Non mi fermo, continuo, prendo coraggio e scendo verso la sua fighetta, tra le mie dita e lei, solo un sottile strato di cotone. Gioco con l'elastico, lo pizzico, lo sollevo e lo faccio scoccare contro la sua pancia, piano. Lei emette ogni volta un leggero mugolio. A questo punto non ci sono più freni inibitori, non ci sono più fratello e sorella, solo un ragazzo ed una ragazza. Mi avvicino al suo viso, lo prendo fra le mani e la bacio delicatamente sulla bocca, cerco la sua lingua ma lei non schiude le labbra.
La accarezzo piano sui capelli e poi scendo giu, fino alla sua pancia e poi oso, si!
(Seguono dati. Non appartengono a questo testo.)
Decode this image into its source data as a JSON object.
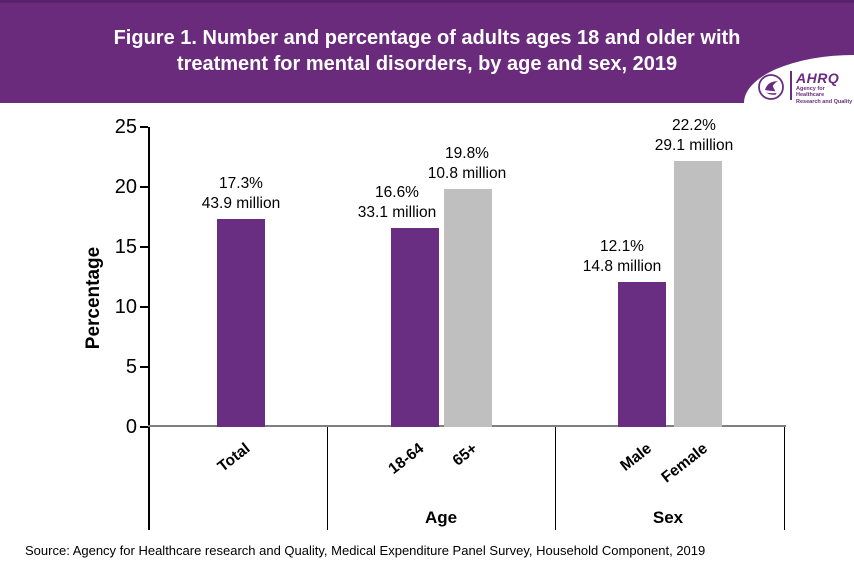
{
  "header": {
    "title_line1": "Figure 1. Number and percentage of adults ages 18 and older with",
    "title_line2": "treatment for mental disorders, by age and sex, 2019",
    "logo": {
      "acronym": "AHRQ",
      "org_line1": "Agency for Healthcare",
      "org_line2": "Research and Quality"
    }
  },
  "chart_data": {
    "type": "bar",
    "title": "Number and percentage of adults ages 18 and older with treatment for mental disorders, by age and sex, 2019",
    "ylabel": "Percentage",
    "ylim": [
      0,
      25
    ],
    "yticks": [
      0,
      5,
      10,
      15,
      20,
      25
    ],
    "grid": false,
    "legend": "none",
    "bar_color_purple": "#692D82",
    "bar_color_gray": "#BFBFBF",
    "groups": [
      {
        "group_label": "",
        "bars": [
          {
            "category": "Total",
            "value": 17.3,
            "percent_label": "17.3%",
            "count_label": "43.9 million",
            "color": "#692D82"
          }
        ]
      },
      {
        "group_label": "Age",
        "bars": [
          {
            "category": "18-64",
            "value": 16.6,
            "percent_label": "16.6%",
            "count_label": "33.1 million",
            "color": "#692D82"
          },
          {
            "category": "65+",
            "value": 19.8,
            "percent_label": "19.8%",
            "count_label": "10.8 million",
            "color": "#BFBFBF"
          }
        ]
      },
      {
        "group_label": "Sex",
        "bars": [
          {
            "category": "Male",
            "value": 12.1,
            "percent_label": "12.1%",
            "count_label": "14.8 million",
            "color": "#692D82"
          },
          {
            "category": "Female",
            "value": 22.2,
            "percent_label": "22.2%",
            "count_label": "29.1 million",
            "color": "#BFBFBF"
          }
        ]
      }
    ]
  },
  "source": "Source: Agency for Healthcare research and Quality, Medical Expenditure Panel Survey,  Household Component, 2019"
}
Infilo un dito sotto l'elastico e sento i peletti di mia sorella riccioli e soffici, scendo ancora. La mia mano si sofferma sullo spacco, ed un dito si insinua dentro di lei. Geme e reclina la testa indietro. La bacio sul collo continuando a massaggiare il suo bottoncino duro come una pietra preziosa. Lei è già un lago e divarica leggermante le gambe per facilitarmi il compito. Ho il cazzo durissimo che preme contro lo slip, lei se ne accorge, ma non fa nulla, anzi si ritrae. - ma cosa stai facendo?! sei matto?!-
Si gira di colpo e mi lascia come un cretino sulla soglia della porta. Prende dalla sedia una leggerissima vestaglietta colorata e se la mette sulle spalle, la lascia aperta, lascia alla mia vista il suo seno e il suo slippino zuppo.
- Ma tu guarda il fratellino porcellino, cosa stavi facendo eehh??-
con tono dimesso e testa bassa mi avvio verso la stanza da bagno. Entro e mi calo lo slip, il cazzo mi fa male tanto che è duro, mi metto davanti al water e comincio a segarmi piano, con gli occhi semi chiusi e pensando a lei. Un braccio mi si posa sulle spalle è lei che con l'altra mano afferra da sopra la mia, e mi aiuta a masturbarmi. - piano Fulvio, altrimenti godi subito fai piano -; mi stà aiutando a farmi una sega, poi scosta la mia mano e continua da sola. Si accorge che stò per venire, si ferma e mi stringe il cazzo alla base, come per rallentare il momento. - contollati, bravo così - mi dice con calma, osservandomi in volto. Sono totalmente a sua disposizione, lei continua a segarmi piano, poi si inginoccia al mio fianco e con la punta della lingua mi tocca la cappella paonazza, un rantolo greve mi esce dalla bocca, mentre un fiume in piena schizza ovunque mentre lei continua il suo movimento e i suoi colpetti di lingua. - godooo non fermarti ti prego - lei sorride e mi guarda, sono stravolto, eccitato e contento allo stesso modo. Era la mia prima esperienza con una donna, figurarsi poi con il mio sogno segreto, mia sorella.
Lei ha tutta la mano impiastricciata, si porta un dito alla lingua e lo lecca: - buono Fulvio, MEGLIO DEL GELATO... Adesso lavati che è tardi ne riparliamo domani, buona notte.-
Mi da un bacino sulla bocca e se ne va in camera sua.
E' passata un'altra giornata pigra e molla come tutte le giornate d'estate, è nuovamente sera ed io sono nel mio girdino ad osservare la fauna che popola la mia città, però so che è una scusa per aspettare la mia sorellona che arriva, si scambia effusioni con il suo fidanzato, lo bacia e mi sembra che lei lanci uno sguardo verso di me, sorridendo.
Lo fa apposta, o semplicemente vedo cose che non esistono?